• Wed. Sep 28th, 2022

The March of the Machine, Quintorius in the Lost Caverns of Ixalan, and More • MTG Arena Zone

ByRandall B. Phelps

Aug 24, 2022

It’s no secret that when it comes to Magic’s antagonists, the Phyrexians generally rank at the top for most fans. So, the upcoming story that kicks off with Dominaria United and ends with March of the Machine, centering on the war against the Phyrexians, is sure to grab the attention of many players.

We have seen the Phyrexians leaving New Phyrexia and, so far, arriving on Kaldheim, Kamigawa, New Capenna and now Dominaria.

We also saw two planeswalkers, Ajani, Sleeper Agent and Tamiyo, Compleated Sage, fall to the hands of the Phyrexians and become compleated. The threat Phyrexia poses to the multiverse has never been greater, so what can happen next, and where does this all lead?

I’ll start with my theory, then break it down: the war against New Phyrexia will end with the ability for non-Planeswalkers to visit planes other than their own. I’ve seen some people mention it online as a possibility, and some have even found clues in the promotional art shown at Wizards Presents (which I’ll get to shortly), so this theory isn’t solely mine.

That said, I will delve into this both from a narrative perspective and, more importantly, from a business perspective. I believe this change comes specifically due to Commander’s rise in popularity and the company’s attempts to appeal more to that crowd.

Let’s talk about the evidence first. Two preview images were shown for the set during the Wizards Presents event, and they accompany this paragraph. The first features Teferi and Elesh Norn, along with what look like monstrous vines, with three different planes (Theros, Zendikar, and Kamigawa). The second image features Chandra alongside several non-planeswalker characters from different planes: Baral, Dina, Borborygmos, Esika, and Kairi. Normally, these characters and worlds couldn’t interact under normal Magic rules, which means something is different now. Somehow, March of the Machine changed the rules of the multiverse, and I think monster vines are key.

Machine Key Art Walk

Kaldheim’s story ended with Vorinclex badly injuring Esika and stealing sap from the World Tree before returning to New Phyrexia. It should be noted that The World Tree on Kaldheim connected ten different “realms”, which were mini-planes, allowing the inhabitants to interact and fight against each other. The Phyrexians, of course, want to conquer the Multiverse. This is their only objective. Thus, we can conclude that March of the Machine revolves around them trying to achieve their goal. I believe the vine-like things seen in both promo art are the result of their efforts on Kaldheim: A Phyrexian World Tree. Part organic, part machine, it is the walking machine, so to speak, expanding into the multiverse, directly connecting all planes so that non-Planeswalkers can travel between them.

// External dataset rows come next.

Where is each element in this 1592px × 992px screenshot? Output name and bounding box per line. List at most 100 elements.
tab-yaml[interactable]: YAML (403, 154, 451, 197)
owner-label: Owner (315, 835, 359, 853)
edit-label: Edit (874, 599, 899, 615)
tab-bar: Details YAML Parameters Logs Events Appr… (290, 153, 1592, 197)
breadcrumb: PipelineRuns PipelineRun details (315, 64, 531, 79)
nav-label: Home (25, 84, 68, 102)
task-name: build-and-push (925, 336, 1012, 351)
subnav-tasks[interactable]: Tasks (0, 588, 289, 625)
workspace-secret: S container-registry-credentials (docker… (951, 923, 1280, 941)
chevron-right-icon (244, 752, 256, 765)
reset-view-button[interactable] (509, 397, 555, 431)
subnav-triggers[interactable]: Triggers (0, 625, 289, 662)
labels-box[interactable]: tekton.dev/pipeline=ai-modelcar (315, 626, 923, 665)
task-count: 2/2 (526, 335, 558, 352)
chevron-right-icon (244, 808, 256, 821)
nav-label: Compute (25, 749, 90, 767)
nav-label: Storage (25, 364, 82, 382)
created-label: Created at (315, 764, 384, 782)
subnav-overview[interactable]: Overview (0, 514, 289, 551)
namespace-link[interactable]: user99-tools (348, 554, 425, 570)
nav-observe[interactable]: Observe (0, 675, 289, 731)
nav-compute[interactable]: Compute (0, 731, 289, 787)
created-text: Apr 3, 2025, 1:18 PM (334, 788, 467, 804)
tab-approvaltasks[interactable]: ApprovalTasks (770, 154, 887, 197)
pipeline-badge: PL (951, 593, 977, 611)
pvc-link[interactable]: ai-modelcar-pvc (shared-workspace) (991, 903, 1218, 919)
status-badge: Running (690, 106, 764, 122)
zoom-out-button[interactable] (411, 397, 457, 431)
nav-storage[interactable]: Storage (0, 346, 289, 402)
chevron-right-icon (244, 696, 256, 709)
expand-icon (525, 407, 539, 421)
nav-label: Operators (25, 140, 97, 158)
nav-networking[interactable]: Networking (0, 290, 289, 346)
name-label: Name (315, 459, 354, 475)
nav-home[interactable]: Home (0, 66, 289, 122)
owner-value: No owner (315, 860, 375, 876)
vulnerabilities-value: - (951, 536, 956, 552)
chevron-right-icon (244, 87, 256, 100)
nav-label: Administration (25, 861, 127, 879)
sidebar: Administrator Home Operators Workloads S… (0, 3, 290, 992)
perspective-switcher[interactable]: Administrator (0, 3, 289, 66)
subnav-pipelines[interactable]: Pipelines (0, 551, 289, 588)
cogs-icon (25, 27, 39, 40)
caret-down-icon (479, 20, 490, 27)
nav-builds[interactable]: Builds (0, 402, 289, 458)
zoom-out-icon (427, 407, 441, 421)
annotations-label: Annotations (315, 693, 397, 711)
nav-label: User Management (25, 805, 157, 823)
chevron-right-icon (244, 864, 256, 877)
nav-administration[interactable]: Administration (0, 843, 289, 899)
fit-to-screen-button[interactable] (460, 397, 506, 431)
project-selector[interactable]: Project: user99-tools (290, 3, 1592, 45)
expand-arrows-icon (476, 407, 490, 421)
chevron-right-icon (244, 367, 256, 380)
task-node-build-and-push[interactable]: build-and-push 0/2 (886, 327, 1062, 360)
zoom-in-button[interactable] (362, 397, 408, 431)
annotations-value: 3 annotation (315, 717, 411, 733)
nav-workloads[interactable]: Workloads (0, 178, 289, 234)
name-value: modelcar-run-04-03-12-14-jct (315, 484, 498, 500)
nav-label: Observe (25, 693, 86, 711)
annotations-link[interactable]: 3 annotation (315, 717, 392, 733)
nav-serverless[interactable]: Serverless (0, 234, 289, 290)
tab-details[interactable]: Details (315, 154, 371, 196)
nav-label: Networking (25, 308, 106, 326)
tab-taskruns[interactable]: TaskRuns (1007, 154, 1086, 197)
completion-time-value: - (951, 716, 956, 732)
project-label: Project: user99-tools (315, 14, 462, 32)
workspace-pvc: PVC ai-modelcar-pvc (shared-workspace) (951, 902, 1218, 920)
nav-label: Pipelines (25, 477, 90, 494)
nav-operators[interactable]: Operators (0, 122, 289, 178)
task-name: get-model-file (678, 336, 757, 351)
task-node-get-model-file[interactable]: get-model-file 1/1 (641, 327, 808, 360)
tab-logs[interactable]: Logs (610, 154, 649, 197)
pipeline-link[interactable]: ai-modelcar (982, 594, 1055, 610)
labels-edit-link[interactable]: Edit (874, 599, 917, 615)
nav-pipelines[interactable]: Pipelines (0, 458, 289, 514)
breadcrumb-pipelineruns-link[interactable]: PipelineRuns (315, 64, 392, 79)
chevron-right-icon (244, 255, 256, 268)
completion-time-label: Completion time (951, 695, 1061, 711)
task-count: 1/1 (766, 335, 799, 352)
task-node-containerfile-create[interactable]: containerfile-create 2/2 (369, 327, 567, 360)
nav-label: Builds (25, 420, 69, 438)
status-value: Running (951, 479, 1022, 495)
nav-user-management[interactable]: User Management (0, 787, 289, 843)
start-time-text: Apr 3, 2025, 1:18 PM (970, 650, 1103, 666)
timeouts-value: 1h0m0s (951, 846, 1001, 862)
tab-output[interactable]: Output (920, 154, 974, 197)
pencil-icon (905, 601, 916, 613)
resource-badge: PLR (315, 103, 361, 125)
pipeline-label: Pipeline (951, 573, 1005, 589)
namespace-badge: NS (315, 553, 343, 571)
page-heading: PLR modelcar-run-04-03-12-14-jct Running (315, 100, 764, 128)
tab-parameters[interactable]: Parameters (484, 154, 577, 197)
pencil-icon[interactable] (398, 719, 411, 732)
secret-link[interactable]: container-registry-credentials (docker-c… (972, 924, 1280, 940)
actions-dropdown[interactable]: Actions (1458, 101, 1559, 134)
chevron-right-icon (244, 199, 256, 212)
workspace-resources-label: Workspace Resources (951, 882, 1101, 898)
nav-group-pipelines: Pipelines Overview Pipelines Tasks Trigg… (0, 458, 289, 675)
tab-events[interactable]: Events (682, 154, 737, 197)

From a story perspective, this makes a lot of sense. Phyrexia wanting to connect the multiverse so they can invade any given plane at any time is a logical goal for them as an evil force. The question we should be asking is what does this “new normal” accomplish for Wizards from a narrative and a business standpoint? The answer to that is, of course, centered around the Commander format, which has become the dominant paper format in gaming, for better and for worse.

One of the many complaints that have popped up online about Magic’s story is that a certain sector of the player base actively dislikes Planeswalkers as main characters. They would prefer a throwback to the “old days”, with the Weatherlight crew being able to travel the Blind Eternities and explore various aircraft. This also connects to Commander, in which the games and, arguably, the “stories” center around Commanders, who are nearly all legendary creatures. Suddenly, with the planes connected by this Phyrexian world tree, we could see legendary characters appear in entirely new settings.

Quintorius, Field Historian, the legendary Lorehold can show up on the map of Ixalan to explore the Lost Caverns. Perhaps we can see a character like Niv-Mizzet, the current living Guildpact and genius leader of Izzet, explore Innistrad and learn about the necro-alchemy practiced there. With this change, Commander players can rely on the story by following more characters that interest them, regardless of the planes visited by the game.

Magic is a constantly changing game. This is true for both gameplay elements and story elements. A change in lore and the actual rules of lore to accommodate Commander’s growing format might seem like a drastic move on Wizards’ part, but from a business perspective, the math checks out.

Finding ways to keep those players invested in the lore no matter what setting the game chooses to use next is a powerful tool, especially when that audience places such emotional weight on the characters and the setting. overall experience. I believe my theory will eventually be true, the rules of the lore will be changed forever, and we’ll soon see that as far as the multiverse goes, maybe the Phyrexians will get their wish, in a sense: All Will Be One.